November durable goods orders surge on aircraft By Mark Felsenthal Fri Dec 23, 9:42 AM ET
WASHINGTON (Reuters) - New orders for U.S.-made durable goods surged in November on a jump in civilian aircraft purchases but non-transportation orders slid as defense outlays tumbled, government data showed on Friday.
The 4.4 percent rise was the largest rise in overall durable goods orders since May and trounced economists' forecasts for a rise of 1 percent in orders for expensive items built to last three years or more. Analysts had expected orders outside transportation to climb a matching 1 percent.
The Commerce Department revised October orders upward to an rise of 3 percent from a previously reported 2.2 percent gain.
The overall November number was boosted by a 133.8 percent rise in non-defense aircraft and parts.

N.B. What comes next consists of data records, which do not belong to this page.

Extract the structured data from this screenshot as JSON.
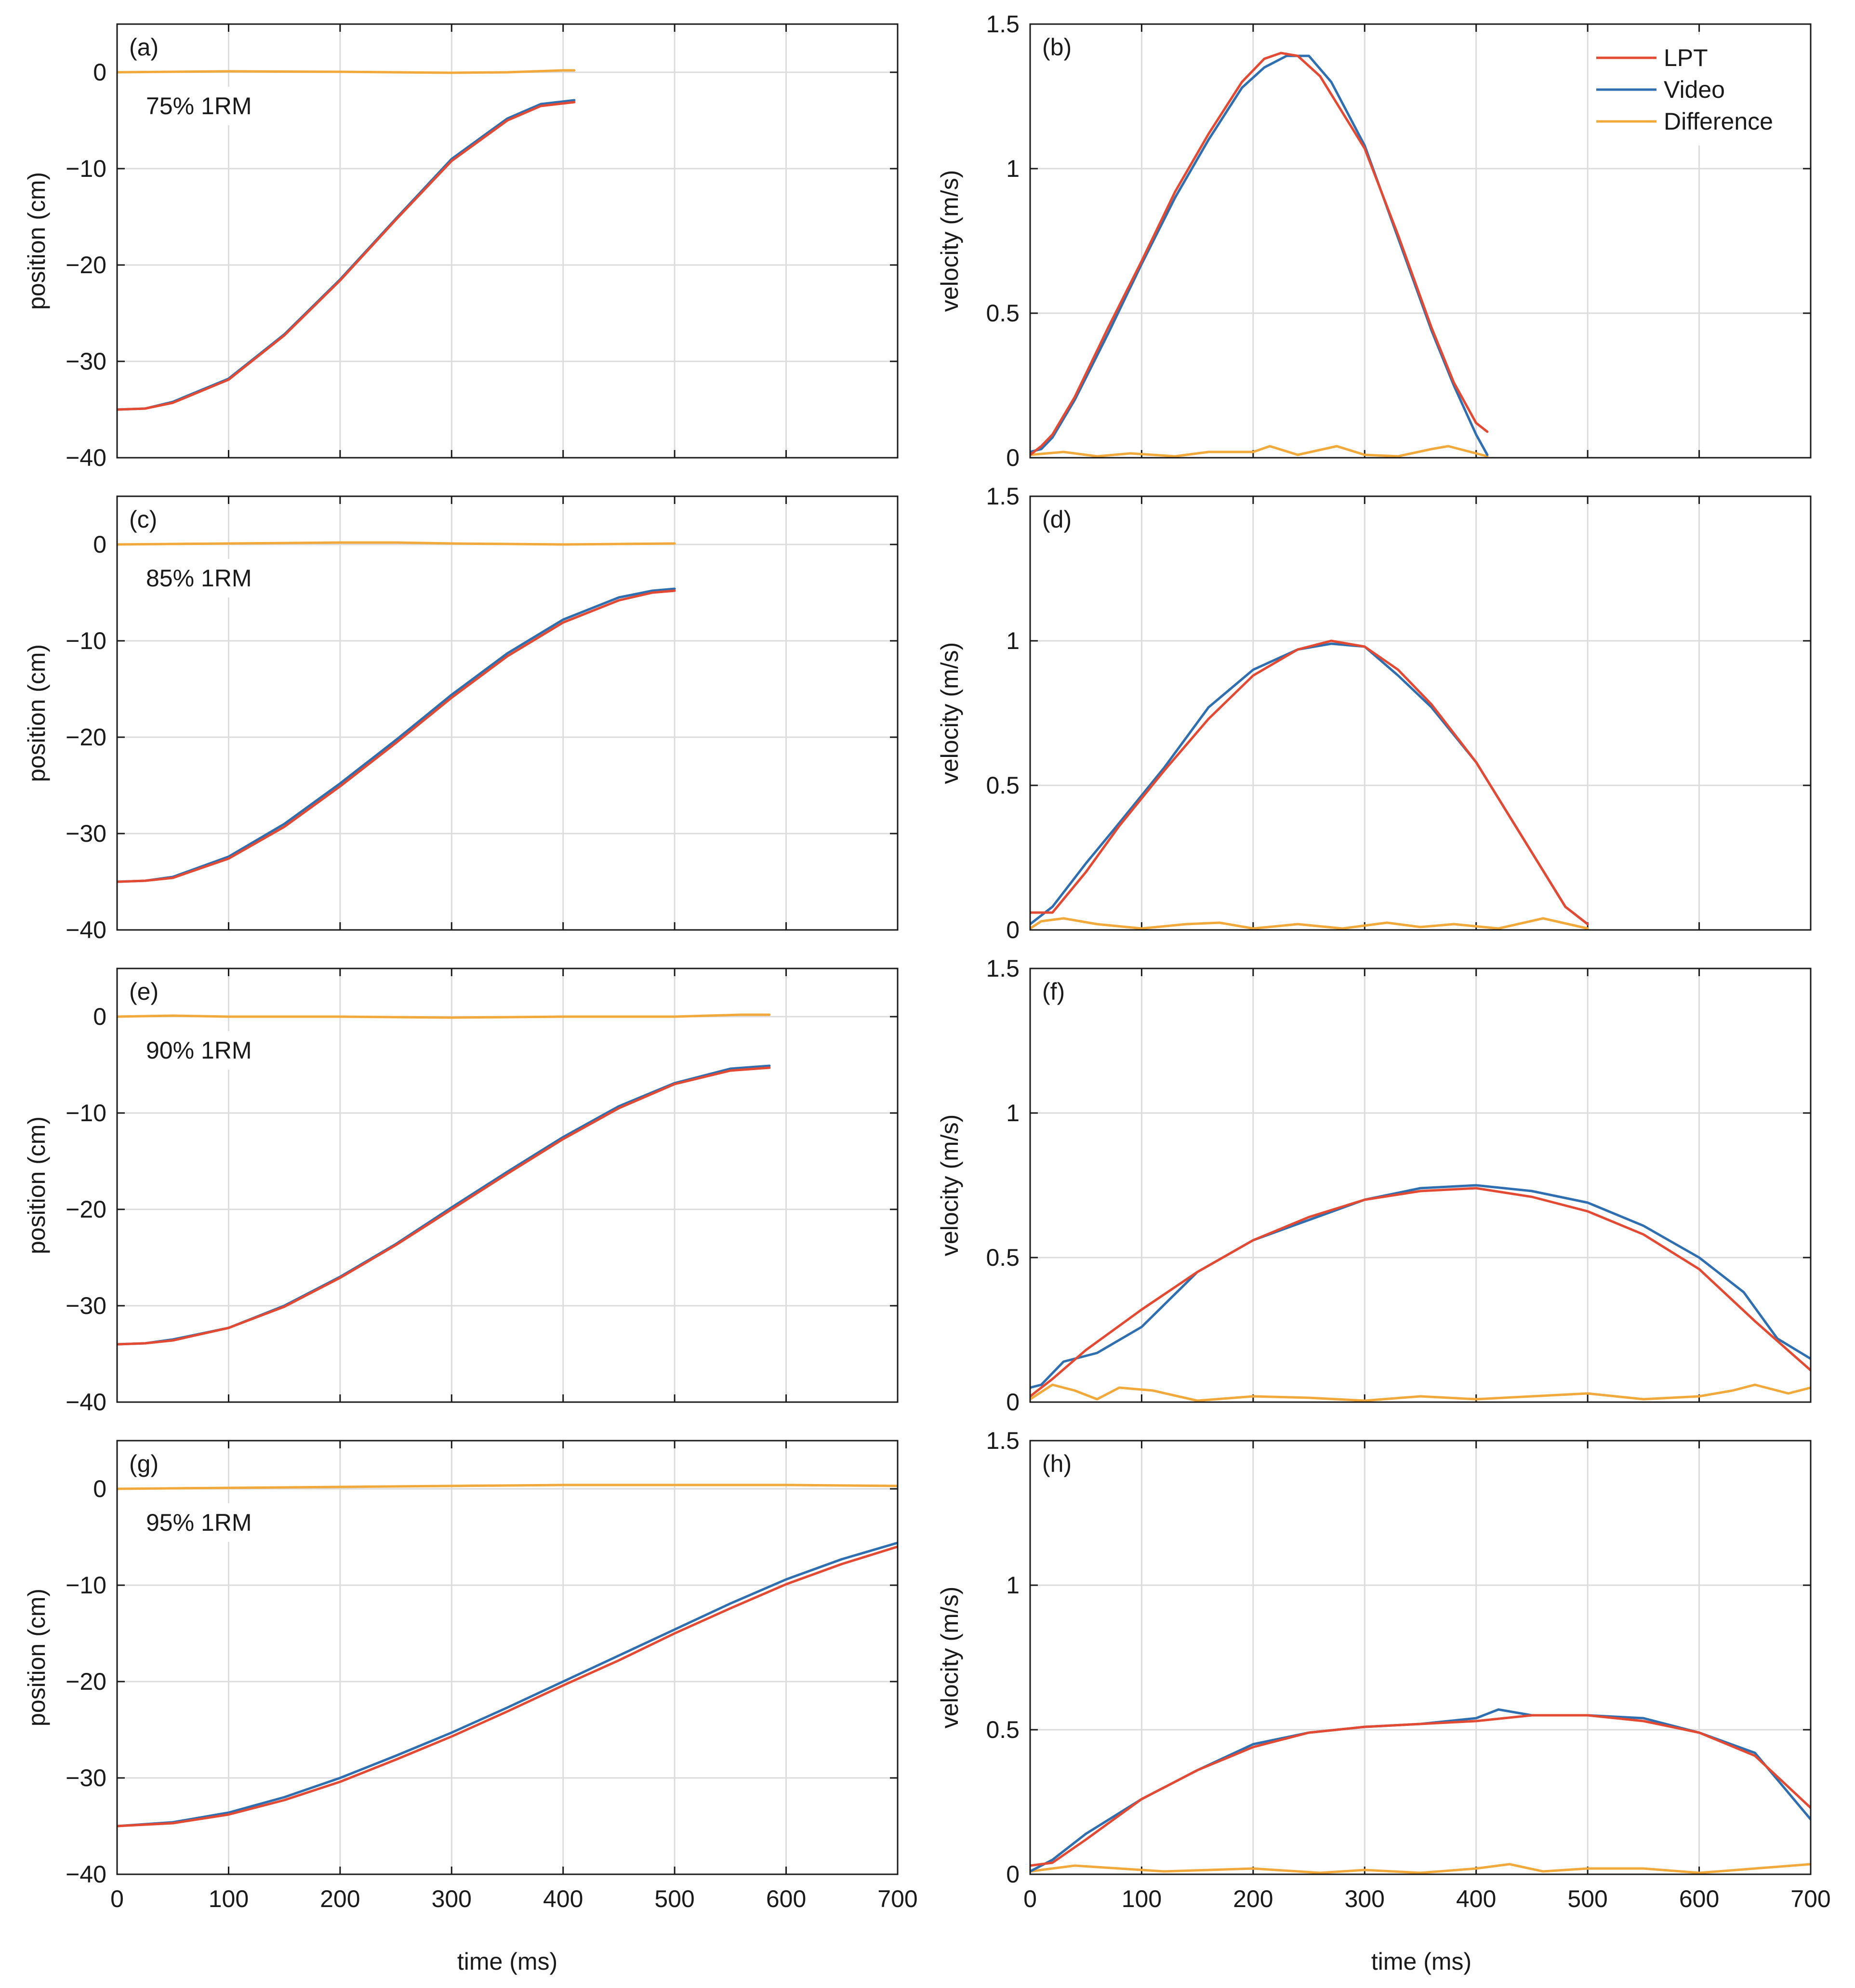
{
  "figure": {
    "x_axis_label": "time (ms)",
    "legend": [
      "LPT",
      "Video",
      "Difference"
    ]
  },
  "colors": {
    "lpt": "#e24a33",
    "video": "#2f6fb0",
    "difference": "#f2a93b",
    "grid": "#dcdcdc",
    "axis": "#1a1a1a"
  },
  "chart_data": [
    {
      "id": "a",
      "type": "line",
      "tag": "(a)",
      "annotation": "75% 1RM",
      "xlabel": "time (ms)",
      "ylabel": "position (cm)",
      "xlim": [
        0,
        700
      ],
      "ylim": [
        -40,
        5
      ],
      "xticks": [
        0,
        100,
        200,
        300,
        400,
        500,
        600,
        700
      ],
      "yticks": [
        -40,
        -30,
        -20,
        -10,
        0
      ],
      "series": [
        {
          "name": "Difference",
          "color_key": "difference",
          "x": [
            0,
            100,
            200,
            300,
            350,
            400,
            410
          ],
          "y": [
            0,
            0.1,
            0.05,
            -0.05,
            0,
            0.2,
            0.2
          ]
        },
        {
          "name": "Video",
          "color_key": "video",
          "x": [
            0,
            25,
            50,
            100,
            150,
            200,
            250,
            300,
            350,
            380,
            410
          ],
          "y": [
            -35,
            -34.9,
            -34.2,
            -31.8,
            -27.2,
            -21.5,
            -15.2,
            -9,
            -4.8,
            -3.3,
            -2.9
          ]
        },
        {
          "name": "LPT",
          "color_key": "lpt",
          "x": [
            0,
            25,
            50,
            100,
            150,
            200,
            250,
            300,
            350,
            380,
            410
          ],
          "y": [
            -35,
            -34.9,
            -34.3,
            -31.9,
            -27.3,
            -21.6,
            -15.3,
            -9.2,
            -5,
            -3.5,
            -3.1
          ]
        }
      ]
    },
    {
      "id": "b",
      "type": "line",
      "tag": "(b)",
      "annotation": "",
      "xlabel": "time (ms)",
      "ylabel": "velocity (m/s)",
      "xlim": [
        0,
        700
      ],
      "ylim": [
        0,
        1.5
      ],
      "xticks": [
        0,
        100,
        200,
        300,
        400,
        500,
        600,
        700
      ],
      "yticks": [
        0,
        0.5,
        1,
        1.5
      ],
      "legend_position": "top-right",
      "series": [
        {
          "name": "Difference",
          "color_key": "difference",
          "x": [
            0,
            30,
            60,
            90,
            130,
            160,
            200,
            215,
            240,
            275,
            300,
            330,
            360,
            375,
            395,
            410
          ],
          "y": [
            0.01,
            0.02,
            0.005,
            0.015,
            0.005,
            0.02,
            0.02,
            0.04,
            0.01,
            0.04,
            0.01,
            0.005,
            0.03,
            0.04,
            0.02,
            0.005
          ]
        },
        {
          "name": "Video",
          "color_key": "video",
          "x": [
            0,
            10,
            20,
            40,
            70,
            100,
            130,
            160,
            190,
            210,
            230,
            250,
            270,
            300,
            330,
            360,
            380,
            400,
            410
          ],
          "y": [
            0.02,
            0.03,
            0.07,
            0.2,
            0.43,
            0.67,
            0.9,
            1.1,
            1.28,
            1.35,
            1.39,
            1.39,
            1.3,
            1.08,
            0.76,
            0.44,
            0.25,
            0.08,
            0.01
          ]
        },
        {
          "name": "LPT",
          "color_key": "lpt",
          "x": [
            0,
            10,
            20,
            40,
            70,
            100,
            130,
            160,
            190,
            210,
            225,
            240,
            260,
            300,
            330,
            360,
            380,
            400,
            410
          ],
          "y": [
            0.01,
            0.04,
            0.08,
            0.21,
            0.45,
            0.68,
            0.92,
            1.12,
            1.3,
            1.38,
            1.4,
            1.39,
            1.32,
            1.07,
            0.77,
            0.45,
            0.26,
            0.12,
            0.09
          ]
        }
      ]
    },
    {
      "id": "c",
      "type": "line",
      "tag": "(c)",
      "annotation": "85% 1RM",
      "xlabel": "time (ms)",
      "ylabel": "position (cm)",
      "xlim": [
        0,
        700
      ],
      "ylim": [
        -40,
        5
      ],
      "xticks": [
        0,
        100,
        200,
        300,
        400,
        500,
        600,
        700
      ],
      "yticks": [
        -40,
        -30,
        -20,
        -10,
        0
      ],
      "series": [
        {
          "name": "Difference",
          "color_key": "difference",
          "x": [
            0,
            100,
            200,
            250,
            300,
            400,
            500
          ],
          "y": [
            0,
            0.1,
            0.2,
            0.2,
            0.1,
            0,
            0.1
          ]
        },
        {
          "name": "Video",
          "color_key": "video",
          "x": [
            0,
            25,
            50,
            100,
            150,
            200,
            250,
            300,
            350,
            400,
            450,
            480,
            500
          ],
          "y": [
            -35,
            -34.9,
            -34.5,
            -32.4,
            -29,
            -24.8,
            -20.3,
            -15.6,
            -11.3,
            -7.8,
            -5.5,
            -4.8,
            -4.6
          ]
        },
        {
          "name": "LPT",
          "color_key": "lpt",
          "x": [
            0,
            25,
            50,
            100,
            150,
            200,
            250,
            300,
            350,
            400,
            450,
            480,
            500
          ],
          "y": [
            -35,
            -34.9,
            -34.6,
            -32.6,
            -29.3,
            -25.1,
            -20.6,
            -15.9,
            -11.6,
            -8.1,
            -5.8,
            -5,
            -4.8
          ]
        }
      ]
    },
    {
      "id": "d",
      "type": "line",
      "tag": "(d)",
      "annotation": "",
      "xlabel": "time (ms)",
      "ylabel": "velocity (m/s)",
      "xlim": [
        0,
        700
      ],
      "ylim": [
        0,
        1.5
      ],
      "xticks": [
        0,
        100,
        200,
        300,
        400,
        500,
        600,
        700
      ],
      "yticks": [
        0,
        0.5,
        1,
        1.5
      ],
      "series": [
        {
          "name": "Difference",
          "color_key": "difference",
          "x": [
            0,
            10,
            30,
            60,
            100,
            140,
            170,
            200,
            240,
            280,
            320,
            350,
            380,
            420,
            460,
            500
          ],
          "y": [
            0.005,
            0.03,
            0.04,
            0.02,
            0.005,
            0.02,
            0.025,
            0.005,
            0.02,
            0.005,
            0.025,
            0.01,
            0.02,
            0.005,
            0.04,
            0.005
          ]
        },
        {
          "name": "Video",
          "color_key": "video",
          "x": [
            0,
            20,
            50,
            80,
            120,
            160,
            200,
            240,
            270,
            300,
            330,
            360,
            400,
            440,
            480,
            500
          ],
          "y": [
            0.02,
            0.08,
            0.23,
            0.37,
            0.56,
            0.77,
            0.9,
            0.97,
            0.99,
            0.98,
            0.88,
            0.77,
            0.58,
            0.33,
            0.08,
            0.02
          ]
        },
        {
          "name": "LPT",
          "color_key": "lpt",
          "x": [
            0,
            20,
            50,
            80,
            120,
            160,
            200,
            240,
            270,
            300,
            330,
            360,
            400,
            440,
            480,
            500
          ],
          "y": [
            0.06,
            0.06,
            0.2,
            0.36,
            0.55,
            0.73,
            0.88,
            0.97,
            1,
            0.98,
            0.9,
            0.78,
            0.58,
            0.33,
            0.08,
            0.02
          ]
        }
      ]
    },
    {
      "id": "e",
      "type": "line",
      "tag": "(e)",
      "annotation": "90% 1RM",
      "xlabel": "time (ms)",
      "ylabel": "position (cm)",
      "xlim": [
        0,
        700
      ],
      "ylim": [
        -40,
        5
      ],
      "xticks": [
        0,
        100,
        200,
        300,
        400,
        500,
        600,
        700
      ],
      "yticks": [
        -40,
        -30,
        -20,
        -10,
        0
      ],
      "series": [
        {
          "name": "Difference",
          "color_key": "difference",
          "x": [
            0,
            50,
            100,
            200,
            300,
            400,
            500,
            560,
            585
          ],
          "y": [
            0,
            0.1,
            0,
            0,
            -0.1,
            0,
            0,
            0.2,
            0.2
          ]
        },
        {
          "name": "Video",
          "color_key": "video",
          "x": [
            0,
            25,
            50,
            100,
            150,
            200,
            250,
            300,
            350,
            400,
            450,
            500,
            550,
            585
          ],
          "y": [
            -34,
            -33.9,
            -33.5,
            -32.3,
            -30,
            -27,
            -23.6,
            -19.8,
            -16.1,
            -12.5,
            -9.3,
            -6.9,
            -5.4,
            -5.1
          ]
        },
        {
          "name": "LPT",
          "color_key": "lpt",
          "x": [
            0,
            25,
            50,
            100,
            150,
            200,
            250,
            300,
            350,
            400,
            450,
            500,
            550,
            585
          ],
          "y": [
            -34,
            -33.9,
            -33.6,
            -32.3,
            -30.1,
            -27.1,
            -23.7,
            -20,
            -16.3,
            -12.7,
            -9.5,
            -7,
            -5.6,
            -5.3
          ]
        }
      ]
    },
    {
      "id": "f",
      "type": "line",
      "tag": "(f)",
      "annotation": "",
      "xlabel": "time (ms)",
      "ylabel": "velocity (m/s)",
      "xlim": [
        0,
        700
      ],
      "ylim": [
        0,
        1.5
      ],
      "xticks": [
        0,
        100,
        200,
        300,
        400,
        500,
        600,
        700
      ],
      "yticks": [
        0,
        0.5,
        1,
        1.5
      ],
      "series": [
        {
          "name": "Difference",
          "color_key": "difference",
          "x": [
            0,
            20,
            40,
            60,
            80,
            110,
            150,
            200,
            250,
            300,
            350,
            400,
            450,
            500,
            550,
            600,
            630,
            650,
            680,
            700
          ],
          "y": [
            0.01,
            0.06,
            0.04,
            0.01,
            0.05,
            0.04,
            0.005,
            0.02,
            0.015,
            0.005,
            0.02,
            0.01,
            0.02,
            0.03,
            0.01,
            0.02,
            0.04,
            0.06,
            0.03,
            0.05
          ]
        },
        {
          "name": "Video",
          "color_key": "video",
          "x": [
            0,
            10,
            30,
            60,
            100,
            150,
            200,
            250,
            300,
            350,
            400,
            450,
            500,
            550,
            600,
            640,
            670,
            700
          ],
          "y": [
            0.05,
            0.06,
            0.14,
            0.17,
            0.26,
            0.45,
            0.56,
            0.63,
            0.7,
            0.74,
            0.75,
            0.73,
            0.69,
            0.61,
            0.5,
            0.38,
            0.22,
            0.15
          ]
        },
        {
          "name": "LPT",
          "color_key": "lpt",
          "x": [
            0,
            20,
            50,
            100,
            150,
            200,
            250,
            300,
            350,
            400,
            450,
            500,
            550,
            600,
            650,
            700
          ],
          "y": [
            0.02,
            0.08,
            0.18,
            0.32,
            0.45,
            0.56,
            0.64,
            0.7,
            0.73,
            0.74,
            0.71,
            0.66,
            0.58,
            0.46,
            0.28,
            0.11
          ]
        }
      ]
    },
    {
      "id": "g",
      "type": "line",
      "tag": "(g)",
      "annotation": "95% 1RM",
      "xlabel": "time (ms)",
      "ylabel": "position (cm)",
      "xlim": [
        0,
        700
      ],
      "ylim": [
        -40,
        5
      ],
      "xticks": [
        0,
        100,
        200,
        300,
        400,
        500,
        600,
        700
      ],
      "yticks": [
        -40,
        -30,
        -20,
        -10,
        0
      ],
      "series": [
        {
          "name": "Difference",
          "color_key": "difference",
          "x": [
            0,
            100,
            200,
            300,
            400,
            500,
            600,
            700
          ],
          "y": [
            0,
            0.1,
            0.2,
            0.3,
            0.4,
            0.4,
            0.4,
            0.3
          ]
        },
        {
          "name": "Video",
          "color_key": "video",
          "x": [
            0,
            50,
            100,
            150,
            200,
            250,
            300,
            350,
            400,
            450,
            500,
            550,
            600,
            650,
            700
          ],
          "y": [
            -35,
            -34.6,
            -33.6,
            -32,
            -30,
            -27.7,
            -25.3,
            -22.7,
            -20,
            -17.3,
            -14.6,
            -11.9,
            -9.4,
            -7.3,
            -5.6
          ]
        },
        {
          "name": "LPT",
          "color_key": "lpt",
          "x": [
            0,
            50,
            100,
            150,
            200,
            250,
            300,
            350,
            400,
            450,
            500,
            550,
            600,
            650,
            700
          ],
          "y": [
            -35,
            -34.7,
            -33.8,
            -32.3,
            -30.4,
            -28.1,
            -25.7,
            -23.1,
            -20.4,
            -17.8,
            -15,
            -12.4,
            -9.9,
            -7.8,
            -6
          ]
        }
      ]
    },
    {
      "id": "h",
      "type": "line",
      "tag": "(h)",
      "annotation": "",
      "xlabel": "time (ms)",
      "ylabel": "velocity (m/s)",
      "xlim": [
        0,
        700
      ],
      "ylim": [
        0,
        1.5
      ],
      "xticks": [
        0,
        100,
        200,
        300,
        400,
        500,
        600,
        700
      ],
      "yticks": [
        0,
        0.5,
        1,
        1.5
      ],
      "series": [
        {
          "name": "Difference",
          "color_key": "difference",
          "x": [
            0,
            40,
            80,
            120,
            200,
            260,
            300,
            350,
            400,
            430,
            460,
            500,
            550,
            600,
            650,
            700
          ],
          "y": [
            0.01,
            0.03,
            0.02,
            0.01,
            0.02,
            0.005,
            0.015,
            0.005,
            0.02,
            0.035,
            0.01,
            0.02,
            0.02,
            0.005,
            0.02,
            0.035
          ]
        },
        {
          "name": "Video",
          "color_key": "video",
          "x": [
            0,
            20,
            50,
            100,
            150,
            200,
            250,
            300,
            350,
            400,
            420,
            450,
            500,
            550,
            600,
            650,
            700
          ],
          "y": [
            0.01,
            0.05,
            0.14,
            0.26,
            0.36,
            0.45,
            0.49,
            0.51,
            0.52,
            0.54,
            0.57,
            0.55,
            0.55,
            0.54,
            0.49,
            0.42,
            0.19
          ]
        },
        {
          "name": "LPT",
          "color_key": "lpt",
          "x": [
            0,
            20,
            50,
            100,
            150,
            200,
            250,
            300,
            350,
            400,
            450,
            500,
            550,
            600,
            650,
            700
          ],
          "y": [
            0.03,
            0.04,
            0.12,
            0.26,
            0.36,
            0.44,
            0.49,
            0.51,
            0.52,
            0.53,
            0.55,
            0.55,
            0.53,
            0.49,
            0.41,
            0.23
          ]
        }
      ]
    }
  ]
}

The largest U.S. aircraft maker, Boeing Co. (NYSE:BA - news) has netted a bumper crop of orders recently, including a substantial Chinese deal last month and billions of dollars worth of orders at the November Dubai Air Show.
Stock market futures were boosted on Friday by reports that Boeing may be close to beating rival Airbus for a major order from Singapore Airlines.
Meanwhile, the Commerce Department said motor vehicles and parts orders slipped 5.7 percent while defense aircraft and parts tumbled 44.3 percent. Defense capital goods orders as a whole fell 26.6 percent.
A closely watched proxy for business spending, non-defense capital goods orders excluding aircraft, fell 2.0 percent. That dip gave Treasuries a lift in thin pre-holiday trading.
The euro initially rose against the dollar on the report, although the greenback was little changed against the yen.
"The headline number was much higher than anticipated," said Alex Beuzelin, a senior foreign exchange analyst at Ruesch International in Washington. "However, if you strip out the transport component, the number was a little soft. This number is notoriously volatile."
In a potential harbinger of stronger factory production to come, unfilled durable goods orders jumped 3.1 percent -- the biggest increase since June 2000 and the seventh straight monthly gain -- to a record high $621.8 billion.
Richmond Federal Reserve Bank Chairman Jeffrey Lacker in two speeches this week forecast business spending growth to outpace output in 2006.
"Business investment should expand substantially faster than overall output and residential investment should expand more slowly, perhaps even falling in real terms," he said in Washington on Thursday.